ポケットに落ちる前に瞬いた原石の輝きから、アルカはそっと瞳を逸らした。
依頼開始2日目にして村周辺でしか出来ないことは、レグルスのおかげて全て完了した。
明日は各家を回って、手伝いでもしようか。
隣で安らかに寝息を立てるレグルスを、膝を抱えながら見下ろす。
今夜もレグルスの懇願で睡眠を付与したが、不眠症の気でもあるのだろうかと疑問に思う。

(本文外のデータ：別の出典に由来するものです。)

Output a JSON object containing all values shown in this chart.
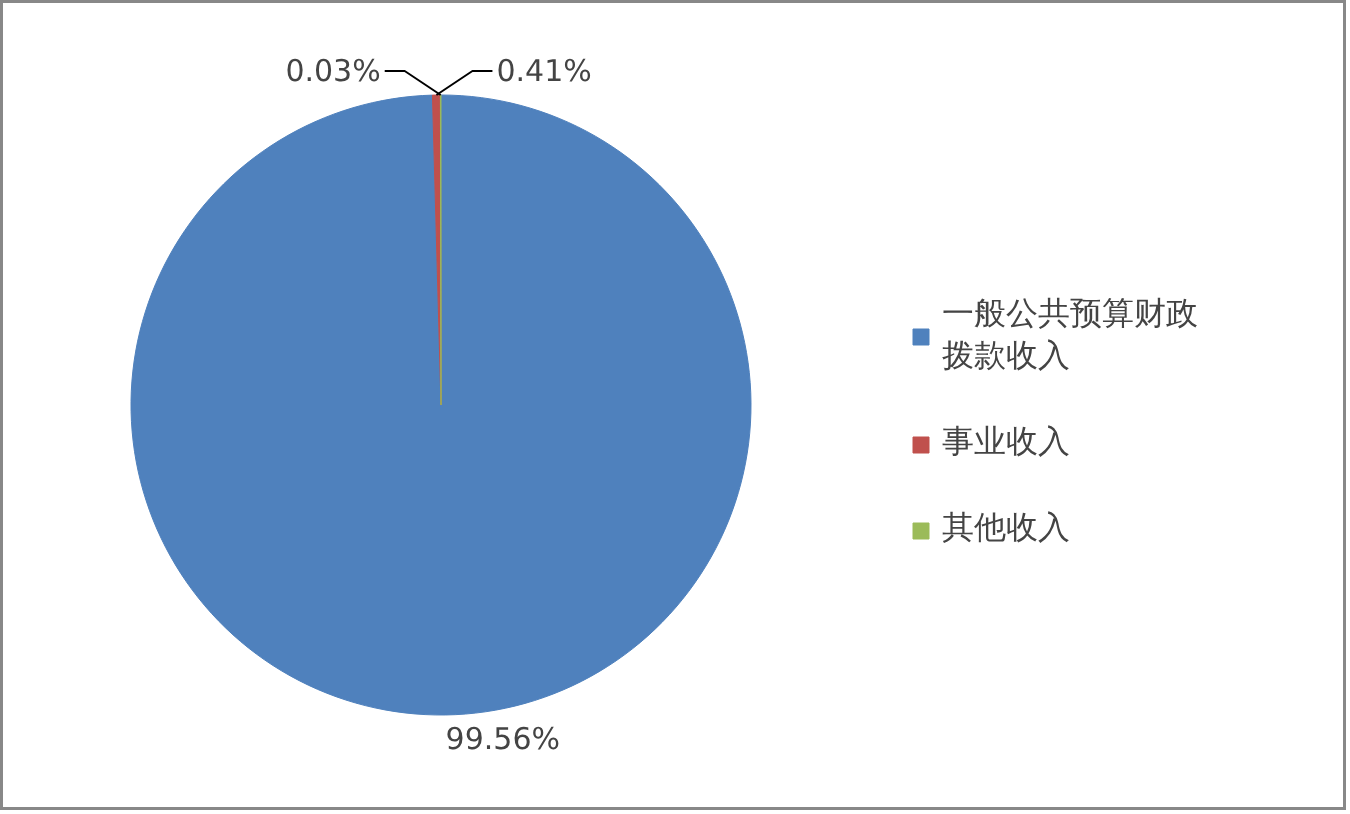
{
  "chart_data": {
    "type": "pie",
    "categories": [
      "一般公共预算财政拨款收入",
      "事业收入",
      "其他收入"
    ],
    "values": [
      99.56,
      0.41,
      0.03
    ],
    "colors": [
      "#4f81bd",
      "#c0504d",
      "#9bbb59"
    ],
    "value_labels": [
      "99.56%",
      "0.41%",
      "0.03%"
    ],
    "legend": "right"
  }
}
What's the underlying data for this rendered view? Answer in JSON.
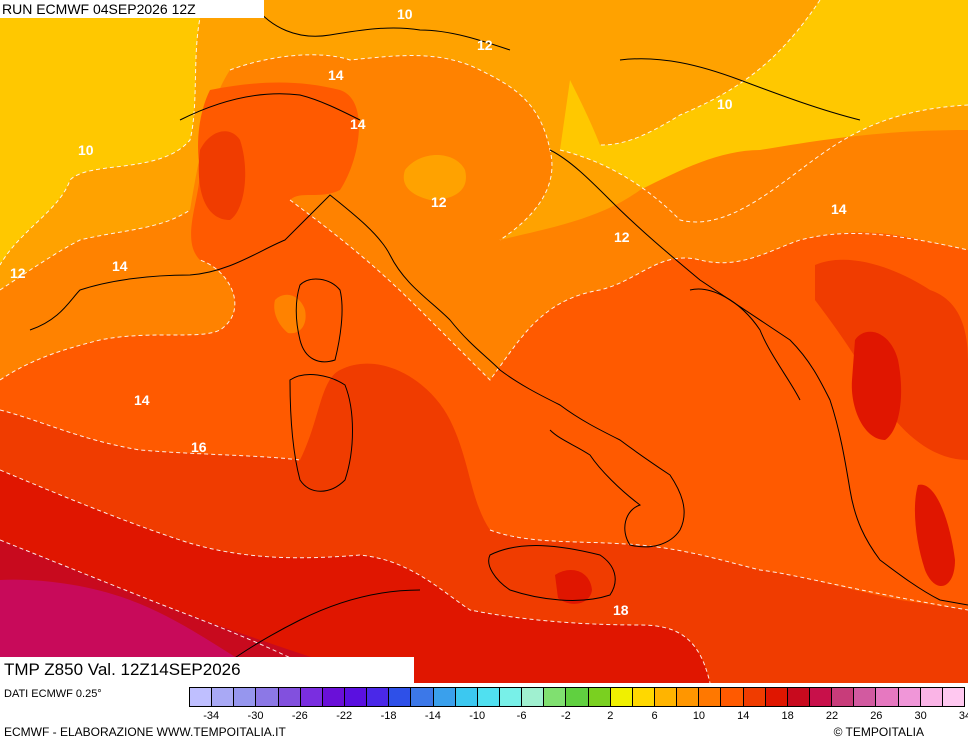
{
  "header": {
    "run": "RUN ECMWF 04SEP2026 12Z"
  },
  "footer_map": {
    "validity": "TMP Z850 Val. 12Z14SEP2026"
  },
  "colors": {
    "c10": "#ffc800",
    "c12": "#ffa200",
    "c14": "#ff8200",
    "c16": "#ff5a00",
    "c18": "#f03c00",
    "c20": "#e01600",
    "c22": "#c80a1e",
    "c24": "#c80a5a"
  },
  "contour_labels": [
    {
      "text": "10",
      "id": "10-nw"
    },
    {
      "text": "10",
      "id": "10-top"
    },
    {
      "text": "10",
      "id": "10-ne"
    },
    {
      "text": "12",
      "id": "12-alps"
    },
    {
      "text": "12",
      "id": "12-w"
    },
    {
      "text": "12",
      "id": "12-po"
    },
    {
      "text": "12",
      "id": "12-adriatic"
    },
    {
      "text": "14",
      "id": "14-alps"
    },
    {
      "text": "14",
      "id": "14-lombardy"
    },
    {
      "text": "14",
      "id": "14-gulf"
    },
    {
      "text": "14",
      "id": "14-balkans"
    },
    {
      "text": "14",
      "id": "14-sea"
    },
    {
      "text": "16",
      "id": "16-sea"
    },
    {
      "text": "18",
      "id": "18-ionian"
    }
  ],
  "legend": {
    "source": "DATI ECMWF 0.25°",
    "swatches": [
      "#bfbfff",
      "#a9a9f5",
      "#9696ee",
      "#8c78e6",
      "#8250de",
      "#7a2ee0",
      "#6a10d8",
      "#5a10e0",
      "#4a28e8",
      "#2e50e8",
      "#3c78e8",
      "#3aa0ec",
      "#3cc8f0",
      "#50e0f0",
      "#78f0e8",
      "#a0f0d0",
      "#80e070",
      "#60d040",
      "#7ad020",
      "#f0f000",
      "#ffd800",
      "#ffb400",
      "#ff9600",
      "#ff7800",
      "#ff5a00",
      "#f03c00",
      "#e01600",
      "#c80a1e",
      "#c8104a",
      "#c83c7a",
      "#d25aa0",
      "#e678c0",
      "#f096d8",
      "#fab4e6",
      "#ffc8f0"
    ],
    "ticks": [
      "-34",
      "-30",
      "-26",
      "-22",
      "-18",
      "-14",
      "-10",
      "-6",
      "-2",
      "2",
      "6",
      "10",
      "14",
      "18",
      "22",
      "26",
      "30",
      "34"
    ]
  },
  "credits": {
    "left": "ECMWF - ELABORAZIONE WWW.TEMPOITALIA.IT",
    "right": "© TEMPOITALIA"
  }
}
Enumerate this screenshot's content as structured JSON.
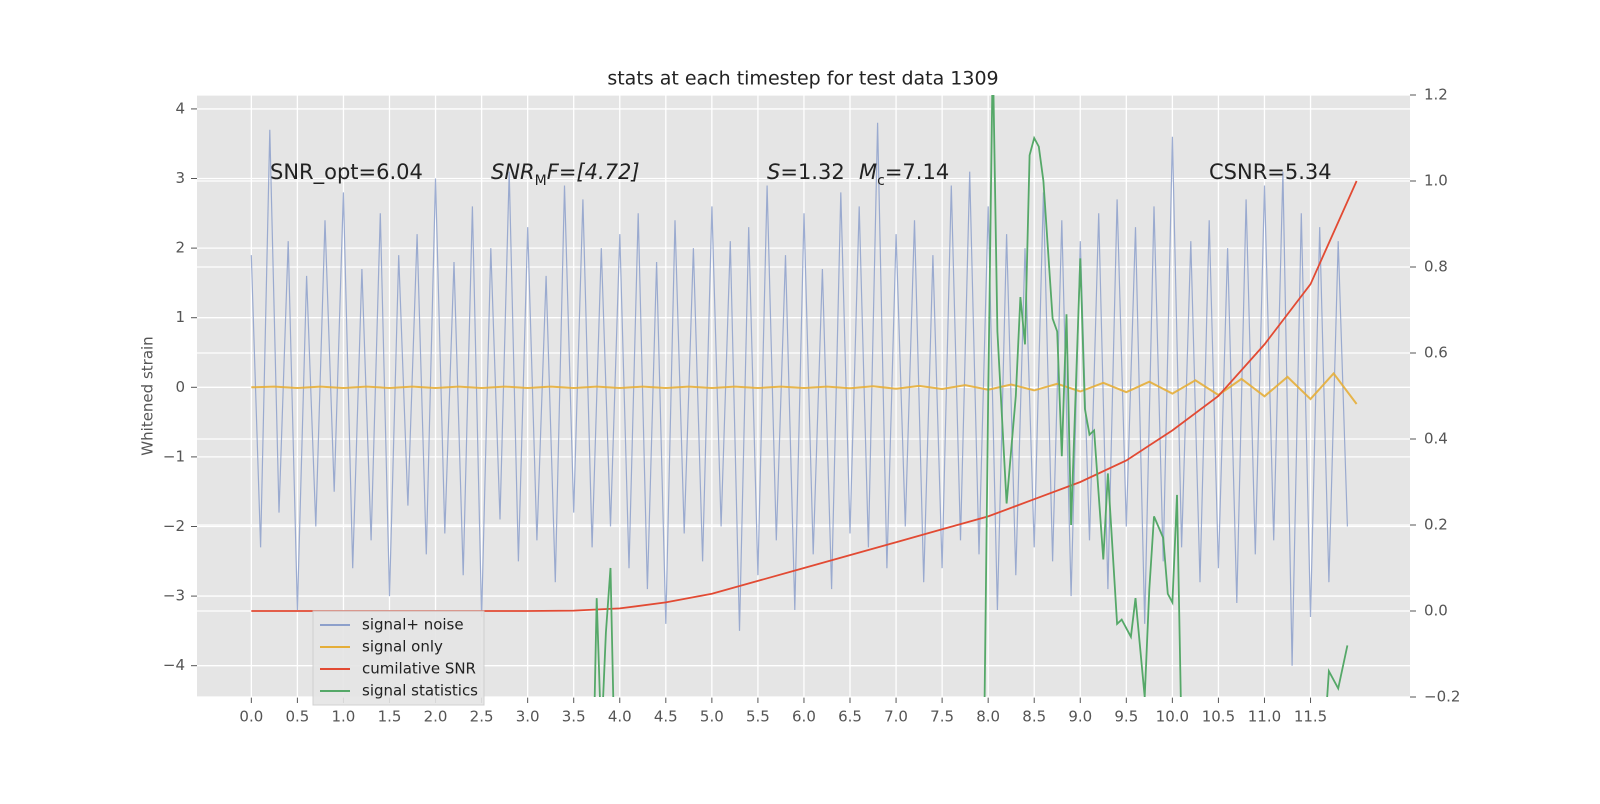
{
  "chart_data": {
    "type": "line",
    "title": "stats at each timestep for test data 1309",
    "ylabel": "Whitened strain",
    "xlim": [
      -0.59,
      12.58
    ],
    "ylim": [
      -4.45,
      4.2
    ],
    "y2lim": [
      -0.2,
      1.2
    ],
    "xticks": [
      {
        "value": 0,
        "label": "0.0"
      },
      {
        "value": 0.5,
        "label": "0.5"
      },
      {
        "value": 1,
        "label": "1.0"
      },
      {
        "value": 1.5,
        "label": "1.5"
      },
      {
        "value": 2,
        "label": "2.0"
      },
      {
        "value": 2.5,
        "label": "2.5"
      },
      {
        "value": 3,
        "label": "3.0"
      },
      {
        "value": 3.5,
        "label": "3.5"
      },
      {
        "value": 4,
        "label": "4.0"
      },
      {
        "value": 4.5,
        "label": "4.5"
      },
      {
        "value": 5,
        "label": "5.0"
      },
      {
        "value": 5.5,
        "label": "5.5"
      },
      {
        "value": 6,
        "label": "6.0"
      },
      {
        "value": 6.5,
        "label": "6.5"
      },
      {
        "value": 7,
        "label": "7.0"
      },
      {
        "value": 7.5,
        "label": "7.5"
      },
      {
        "value": 8,
        "label": "8.0"
      },
      {
        "value": 8.5,
        "label": "8.5"
      },
      {
        "value": 9,
        "label": "9.0"
      },
      {
        "value": 9.5,
        "label": "9.5"
      },
      {
        "value": 10,
        "label": "10.0"
      },
      {
        "value": 10.5,
        "label": "10.5"
      },
      {
        "value": 11,
        "label": "11.0"
      },
      {
        "value": 11.5,
        "label": "11.5"
      }
    ],
    "yticks": [
      {
        "value": -4,
        "label": "−4"
      },
      {
        "value": -3,
        "label": "−3"
      },
      {
        "value": -2,
        "label": "−2"
      },
      {
        "value": -1,
        "label": "−1"
      },
      0,
      1,
      2,
      3,
      4
    ],
    "y2ticks": [
      {
        "value": -0.2,
        "label": "−0.2"
      },
      {
        "value": 0,
        "label": "0.0"
      },
      {
        "value": 0.2,
        "label": "0.2"
      },
      {
        "value": 0.4,
        "label": "0.4"
      },
      {
        "value": 0.6,
        "label": "0.6"
      },
      {
        "value": 0.8,
        "label": "0.8"
      },
      {
        "value": 1,
        "label": "1.0"
      },
      {
        "value": 1.2,
        "label": "1.2"
      }
    ],
    "grid": true,
    "legend": "lower left",
    "annotations": [
      [
        "SNR_opt=6.04"
      ],
      [
        "SNR",
        "M",
        "F=[4.72]"
      ],
      [
        "S",
        "=1.32"
      ],
      [
        "M",
        "c",
        "=7.14"
      ],
      [
        "CSNR=5.34"
      ]
    ],
    "series": [
      {
        "name": "signal+ noise",
        "color": "#8da0cb",
        "x": [
          0.0,
          0.1,
          0.2,
          0.3,
          0.4,
          0.5,
          0.6,
          0.7,
          0.8,
          0.9,
          1.0,
          1.1,
          1.2,
          1.3,
          1.4,
          1.5,
          1.6,
          1.7,
          1.8,
          1.9,
          2.0,
          2.1,
          2.2,
          2.3,
          2.4,
          2.5,
          2.6,
          2.7,
          2.8,
          2.9,
          3.0,
          3.1,
          3.2,
          3.3,
          3.4,
          3.5,
          3.6,
          3.7,
          3.8,
          3.9,
          4.0,
          4.1,
          4.2,
          4.3,
          4.4,
          4.5,
          4.6,
          4.7,
          4.8,
          4.9,
          5.0,
          5.1,
          5.2,
          5.3,
          5.4,
          5.5,
          5.6,
          5.7,
          5.8,
          5.9,
          6.0,
          6.1,
          6.2,
          6.3,
          6.4,
          6.5,
          6.6,
          6.7,
          6.8,
          6.9,
          7.0,
          7.1,
          7.2,
          7.3,
          7.4,
          7.5,
          7.6,
          7.7,
          7.8,
          7.9,
          8.0,
          8.1,
          8.2,
          8.3,
          8.4,
          8.5,
          8.6,
          8.7,
          8.8,
          8.9,
          9.0,
          9.1,
          9.2,
          9.3,
          9.4,
          9.5,
          9.6,
          9.7,
          9.8,
          9.9,
          10.0,
          10.1,
          10.2,
          10.3,
          10.4,
          10.5,
          10.6,
          10.7,
          10.8,
          10.9,
          11.0,
          11.1,
          11.2,
          11.3,
          11.4,
          11.5,
          11.6,
          11.7,
          11.8,
          11.9
        ],
        "values": [
          1.9,
          -2.3,
          3.7,
          -1.8,
          2.1,
          -3.2,
          1.6,
          -2.0,
          2.4,
          -1.5,
          2.8,
          -2.6,
          1.7,
          -2.2,
          2.5,
          -3.0,
          1.9,
          -1.7,
          2.2,
          -2.4,
          3.0,
          -2.1,
          1.8,
          -2.7,
          2.6,
          -3.3,
          2.0,
          -1.9,
          3.1,
          -2.5,
          2.3,
          -2.2,
          1.6,
          -2.8,
          2.9,
          -1.8,
          2.7,
          -2.3,
          2.0,
          -2.0,
          2.2,
          -2.6,
          2.5,
          -2.9,
          1.8,
          -3.4,
          2.4,
          -2.1,
          2.0,
          -2.5,
          2.6,
          -2.0,
          2.1,
          -3.5,
          2.3,
          -2.7,
          2.9,
          -2.2,
          1.9,
          -3.2,
          2.5,
          -2.4,
          1.7,
          -2.9,
          2.8,
          -2.1,
          2.6,
          -2.3,
          3.8,
          -2.6,
          2.2,
          -2.0,
          2.4,
          -2.8,
          1.9,
          -2.6,
          2.9,
          -2.2,
          3.1,
          -2.4,
          2.6,
          -3.2,
          2.2,
          -2.7,
          2.0,
          -2.3,
          2.8,
          -2.5,
          2.4,
          -3.0,
          2.1,
          -2.2,
          2.5,
          -2.9,
          2.7,
          -2.0,
          2.3,
          -3.4,
          2.6,
          -2.5,
          3.6,
          -2.3,
          2.1,
          -2.8,
          2.4,
          -2.6,
          2.0,
          -3.1,
          2.7,
          -2.4,
          2.9,
          -2.2,
          3.1,
          -4.0,
          2.5,
          -3.3,
          2.3,
          -2.8,
          2.1,
          -2.0
        ]
      },
      {
        "name": "signal only",
        "color": "#e5ae38",
        "x": [
          0,
          0.25,
          0.5,
          0.75,
          1,
          1.25,
          1.5,
          1.75,
          2,
          2.25,
          2.5,
          2.75,
          3,
          3.25,
          3.5,
          3.75,
          4,
          4.25,
          4.5,
          4.75,
          5,
          5.25,
          5.5,
          5.75,
          6,
          6.25,
          6.5,
          6.75,
          7,
          7.25,
          7.5,
          7.75,
          8,
          8.25,
          8.5,
          8.75,
          9,
          9.25,
          9.5,
          9.75,
          10,
          10.25,
          10.5,
          10.75,
          11,
          11.25,
          11.5,
          11.75,
          12
        ],
        "values": [
          0,
          0.01,
          -0.01,
          0.01,
          -0.01,
          0.01,
          -0.01,
          0.01,
          -0.01,
          0.01,
          -0.01,
          0.01,
          -0.01,
          0.01,
          -0.01,
          0.01,
          -0.01,
          0.01,
          -0.01,
          0.01,
          -0.01,
          0.01,
          -0.01,
          0.01,
          -0.01,
          0.01,
          -0.015,
          0.015,
          -0.02,
          0.02,
          -0.025,
          0.03,
          -0.035,
          0.04,
          -0.045,
          0.05,
          -0.06,
          0.065,
          -0.07,
          0.08,
          -0.09,
          0.1,
          -0.11,
          0.12,
          -0.13,
          0.15,
          -0.17,
          0.2,
          -0.24
        ]
      },
      {
        "name": "cumilative SNR",
        "color": "#e24a33",
        "axis": "y2",
        "x": [
          0,
          0.5,
          1,
          1.5,
          2,
          2.5,
          3,
          3.5,
          4,
          4.5,
          5,
          5.5,
          6,
          6.5,
          7,
          7.5,
          8,
          8.5,
          9,
          9.5,
          10,
          10.5,
          11,
          11.5,
          12
        ],
        "values": [
          0,
          0,
          0,
          0,
          0,
          0,
          0,
          0.001,
          0.006,
          0.02,
          0.04,
          0.07,
          0.1,
          0.13,
          0.16,
          0.19,
          0.22,
          0.26,
          0.3,
          0.35,
          0.42,
          0.5,
          0.62,
          0.76,
          1.0
        ]
      },
      {
        "name": "signal statistics",
        "color": "#55a868",
        "axis": "y2",
        "x": [
          3.7,
          3.75,
          3.8,
          3.85,
          3.9,
          3.95,
          7.95,
          8.0,
          8.05,
          8.1,
          8.2,
          8.3,
          8.35,
          8.4,
          8.45,
          8.5,
          8.55,
          8.6,
          8.7,
          8.75,
          8.8,
          8.85,
          8.9,
          9.0,
          9.05,
          9.1,
          9.15,
          9.25,
          9.3,
          9.4,
          9.45,
          9.55,
          9.6,
          9.7,
          9.75,
          9.8,
          9.9,
          9.95,
          10.0,
          10.05,
          10.1,
          11.65,
          11.7,
          11.8,
          11.9
        ],
        "values": [
          -0.5,
          0.03,
          -0.3,
          -0.05,
          0.1,
          -0.4,
          -0.4,
          0.5,
          1.3,
          0.65,
          0.25,
          0.5,
          0.73,
          0.62,
          1.06,
          1.1,
          1.08,
          1.0,
          0.68,
          0.65,
          0.36,
          0.69,
          0.2,
          0.82,
          0.47,
          0.41,
          0.42,
          0.12,
          0.32,
          -0.03,
          -0.02,
          -0.06,
          0.03,
          -0.2,
          0.05,
          0.22,
          0.17,
          0.04,
          0.02,
          0.27,
          -0.3,
          -0.3,
          -0.14,
          -0.18,
          -0.08
        ]
      }
    ]
  }
}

もしそうなら、魔法や薬に依存するのは良く無い。後でさり気なく探ってみよう。
だが、どこか緩んだ幸せそうな寝顔を見る限り、そんなことは無さそうだ。
少し腹が立つ。悪戯してやろうか。不穏な考えがチラつくも、アルカは黙ってその寝顔を見つめる。
寝顔も良い。無防備な表情があどけない。
普段プライベート以外は、有能で近寄り難い雰囲気を出している癖に。
今ならレグルスを、殺すことだって出来るのに。
衝動的に少しだけ覆い被さって、顎先から喉仏の正中線を人差し指でなぞる。人体の急所だ。
暗殺術を体得しているアルカに、寝首を晒すなんて信じられない。
目の前で何も知らず眠るこの男を、好きなように出来るのは、世界中探してもアルカしかいない。
仄暗い背徳感に、頭が痺れた。
レグルスの魔力は、気持ちが良かった。
本能が疼いて、喉に触れたままの指先から、魔力が僅かに滲んでしまう。
疼きと渇きに冒されて、唇が触れそうな距離まで顔を寄せる。
暫く見つめてから、アルカは身を離した。どうかしている。レグルスを侮辱した。
自己嫌悪で静かに裏庭へ出る。デッキチェアに深く座って、中天の月を見上げた。
こんなの絶対にレグルスのせいだ。捨ててしまおうと持ってきた、手の中の原石を握り込む。
アンディに、何故か渡せなかった石。
手を開くと美しいエメラルドの原石が、月の静かな光で照らされて、闇の中で淡く光っていた。
ずっと大事にする、と大切そうに言ったレグルスが選んだのは、淡いアメジストの原石。
月光に透けたアルカの瞳と同じ色の、美しい石だった。